Monday, August 9, 2010

Recovering a corrupted OpenLDAP database

Sometimes, OpenLDAP (a key component of Open Directory) will try to launch, and will find itself with a corrupted database. Naturally, when your LDAP server (slapd, which I always imagine as a daemon that constantly slaps you in the face) can't start, everything that relies on it will fail. That's usually bad.

You see errors like this:

8/9/10 12:11:55 PM com.apple.launchd[1] (org.openldap.slapd[547]) Exited with exit code: 1 
8/9/10 12:11:55 PM com.apple.launchd[1] (org.openldap.slapd) Throttling respawn: Will start in 10 seconds


If you run slapd in Tool mode, you can figure out the exact problem, and it'll probably look something like this:

$ /usr/libexec/slapd -Tt
bdb(dc=example,dc=com): PANIC: fatal region error detected; run recovery
bdb_db_open: Database cannot be opened, err -30978. Restore from backup!
bdb(dc=example,dc=com): DB_ENV->lock_id_free interface requires an environment configured for the locking subsystem
backend_startup_one: bi_db_open failed! (-30978)
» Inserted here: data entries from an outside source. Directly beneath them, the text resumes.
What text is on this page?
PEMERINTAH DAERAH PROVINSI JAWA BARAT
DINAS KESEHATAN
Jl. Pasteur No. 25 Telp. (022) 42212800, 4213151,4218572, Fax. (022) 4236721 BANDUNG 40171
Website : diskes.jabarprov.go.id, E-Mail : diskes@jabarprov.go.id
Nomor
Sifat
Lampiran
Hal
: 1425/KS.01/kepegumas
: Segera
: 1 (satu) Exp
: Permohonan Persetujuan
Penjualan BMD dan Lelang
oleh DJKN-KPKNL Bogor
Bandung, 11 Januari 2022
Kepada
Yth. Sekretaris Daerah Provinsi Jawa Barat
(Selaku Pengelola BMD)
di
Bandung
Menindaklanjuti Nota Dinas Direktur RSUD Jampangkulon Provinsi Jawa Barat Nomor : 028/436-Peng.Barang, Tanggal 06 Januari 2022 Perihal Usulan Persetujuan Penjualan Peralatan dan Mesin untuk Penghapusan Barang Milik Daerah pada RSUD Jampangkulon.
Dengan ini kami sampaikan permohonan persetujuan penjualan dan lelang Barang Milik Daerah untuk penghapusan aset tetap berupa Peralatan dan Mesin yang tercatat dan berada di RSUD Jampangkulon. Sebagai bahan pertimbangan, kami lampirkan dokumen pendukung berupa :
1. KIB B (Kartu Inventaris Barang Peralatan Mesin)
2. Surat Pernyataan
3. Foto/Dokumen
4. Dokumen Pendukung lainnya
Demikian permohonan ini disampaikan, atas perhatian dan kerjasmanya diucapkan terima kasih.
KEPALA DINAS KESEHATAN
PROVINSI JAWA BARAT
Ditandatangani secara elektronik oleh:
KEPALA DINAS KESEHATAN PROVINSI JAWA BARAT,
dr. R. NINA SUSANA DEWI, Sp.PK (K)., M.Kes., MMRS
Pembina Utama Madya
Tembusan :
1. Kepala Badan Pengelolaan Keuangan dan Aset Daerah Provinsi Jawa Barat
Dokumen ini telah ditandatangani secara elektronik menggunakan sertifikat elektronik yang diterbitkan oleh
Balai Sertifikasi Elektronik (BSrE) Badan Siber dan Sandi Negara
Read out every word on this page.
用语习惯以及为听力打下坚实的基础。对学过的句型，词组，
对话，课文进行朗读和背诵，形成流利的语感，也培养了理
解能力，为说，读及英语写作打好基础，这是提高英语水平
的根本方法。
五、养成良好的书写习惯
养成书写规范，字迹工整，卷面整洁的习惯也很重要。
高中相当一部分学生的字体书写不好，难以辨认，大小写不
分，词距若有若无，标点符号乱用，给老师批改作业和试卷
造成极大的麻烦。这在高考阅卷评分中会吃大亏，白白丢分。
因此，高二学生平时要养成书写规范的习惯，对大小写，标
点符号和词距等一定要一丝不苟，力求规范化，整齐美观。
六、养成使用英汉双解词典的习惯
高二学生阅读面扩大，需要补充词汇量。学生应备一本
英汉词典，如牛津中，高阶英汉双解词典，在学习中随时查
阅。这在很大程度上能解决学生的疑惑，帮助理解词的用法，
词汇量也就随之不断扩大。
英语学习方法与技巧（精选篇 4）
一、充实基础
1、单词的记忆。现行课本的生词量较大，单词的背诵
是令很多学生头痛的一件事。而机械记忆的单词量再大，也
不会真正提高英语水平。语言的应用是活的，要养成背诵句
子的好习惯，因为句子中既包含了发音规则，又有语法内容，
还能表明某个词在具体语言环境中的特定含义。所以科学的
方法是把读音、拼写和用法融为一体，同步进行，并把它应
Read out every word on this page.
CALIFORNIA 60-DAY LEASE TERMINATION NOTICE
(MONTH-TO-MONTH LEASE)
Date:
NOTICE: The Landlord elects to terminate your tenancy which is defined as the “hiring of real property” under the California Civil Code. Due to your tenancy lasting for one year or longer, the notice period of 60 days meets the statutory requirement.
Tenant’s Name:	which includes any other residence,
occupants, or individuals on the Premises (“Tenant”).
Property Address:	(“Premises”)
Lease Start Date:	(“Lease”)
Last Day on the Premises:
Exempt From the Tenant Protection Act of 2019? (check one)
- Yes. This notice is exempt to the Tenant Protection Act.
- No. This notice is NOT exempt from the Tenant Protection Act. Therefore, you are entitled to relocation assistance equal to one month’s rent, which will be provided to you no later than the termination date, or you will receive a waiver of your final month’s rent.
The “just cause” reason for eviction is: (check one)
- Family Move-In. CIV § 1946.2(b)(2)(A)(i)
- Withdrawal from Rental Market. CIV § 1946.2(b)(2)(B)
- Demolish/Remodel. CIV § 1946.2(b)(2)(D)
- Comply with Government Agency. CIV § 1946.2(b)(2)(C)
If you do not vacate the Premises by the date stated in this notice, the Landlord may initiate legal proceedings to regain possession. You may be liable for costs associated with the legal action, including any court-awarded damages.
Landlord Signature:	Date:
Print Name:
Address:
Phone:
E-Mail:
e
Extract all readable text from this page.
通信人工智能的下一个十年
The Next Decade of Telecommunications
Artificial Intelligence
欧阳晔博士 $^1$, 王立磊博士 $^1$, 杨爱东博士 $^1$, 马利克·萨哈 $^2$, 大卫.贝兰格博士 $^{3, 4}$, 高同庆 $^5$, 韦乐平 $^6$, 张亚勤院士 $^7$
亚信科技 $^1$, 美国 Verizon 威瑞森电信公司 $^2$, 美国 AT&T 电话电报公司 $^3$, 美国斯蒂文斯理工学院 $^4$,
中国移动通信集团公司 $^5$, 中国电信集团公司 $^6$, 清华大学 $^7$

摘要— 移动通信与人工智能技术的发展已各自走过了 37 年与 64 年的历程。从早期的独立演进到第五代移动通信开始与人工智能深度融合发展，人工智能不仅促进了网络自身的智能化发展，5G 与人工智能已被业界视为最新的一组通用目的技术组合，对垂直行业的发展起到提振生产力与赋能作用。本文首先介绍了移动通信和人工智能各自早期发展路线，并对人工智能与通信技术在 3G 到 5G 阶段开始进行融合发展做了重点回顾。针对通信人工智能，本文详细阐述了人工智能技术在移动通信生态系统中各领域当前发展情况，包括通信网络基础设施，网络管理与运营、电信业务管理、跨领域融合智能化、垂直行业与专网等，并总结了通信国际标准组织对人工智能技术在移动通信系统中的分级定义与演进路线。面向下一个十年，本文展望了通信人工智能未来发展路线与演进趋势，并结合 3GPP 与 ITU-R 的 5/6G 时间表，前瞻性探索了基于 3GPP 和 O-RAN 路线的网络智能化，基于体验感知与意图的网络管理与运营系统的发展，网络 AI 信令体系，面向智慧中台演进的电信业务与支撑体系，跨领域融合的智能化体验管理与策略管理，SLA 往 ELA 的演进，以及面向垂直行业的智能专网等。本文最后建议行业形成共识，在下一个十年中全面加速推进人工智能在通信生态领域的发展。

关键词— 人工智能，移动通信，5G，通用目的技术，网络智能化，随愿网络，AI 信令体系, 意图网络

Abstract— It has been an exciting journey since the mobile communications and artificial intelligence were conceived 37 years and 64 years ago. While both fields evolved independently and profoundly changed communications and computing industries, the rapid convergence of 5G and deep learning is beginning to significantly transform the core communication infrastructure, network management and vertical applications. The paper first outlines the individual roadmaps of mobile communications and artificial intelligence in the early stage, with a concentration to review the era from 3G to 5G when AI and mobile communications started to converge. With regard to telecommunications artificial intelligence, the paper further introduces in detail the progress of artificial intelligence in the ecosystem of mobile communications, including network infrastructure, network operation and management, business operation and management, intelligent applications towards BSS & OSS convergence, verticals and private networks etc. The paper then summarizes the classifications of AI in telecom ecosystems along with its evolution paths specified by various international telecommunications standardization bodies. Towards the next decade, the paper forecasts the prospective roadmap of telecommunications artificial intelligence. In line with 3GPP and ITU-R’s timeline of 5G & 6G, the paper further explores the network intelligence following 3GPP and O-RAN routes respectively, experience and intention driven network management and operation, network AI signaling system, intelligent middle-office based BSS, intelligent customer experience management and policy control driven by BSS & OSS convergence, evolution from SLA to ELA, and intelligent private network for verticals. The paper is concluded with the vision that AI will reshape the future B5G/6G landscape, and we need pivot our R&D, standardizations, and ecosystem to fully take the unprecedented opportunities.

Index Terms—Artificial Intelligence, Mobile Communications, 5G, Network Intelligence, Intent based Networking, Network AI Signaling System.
The problem is that the Berkeley DB that holds all of OpenLDAP's information has become corrupted. It happens, and it's what the db_recover command is for.
First things first: make sure slapd is not running before trying to recover the database.

$ sudo launchctl unload /System/Library/LaunchDaemons/org.openldap.slapd.plist

By default, db_recover uses the current working directory as the home for the database environment. You can specify that with the -h flag, or you can just go there first.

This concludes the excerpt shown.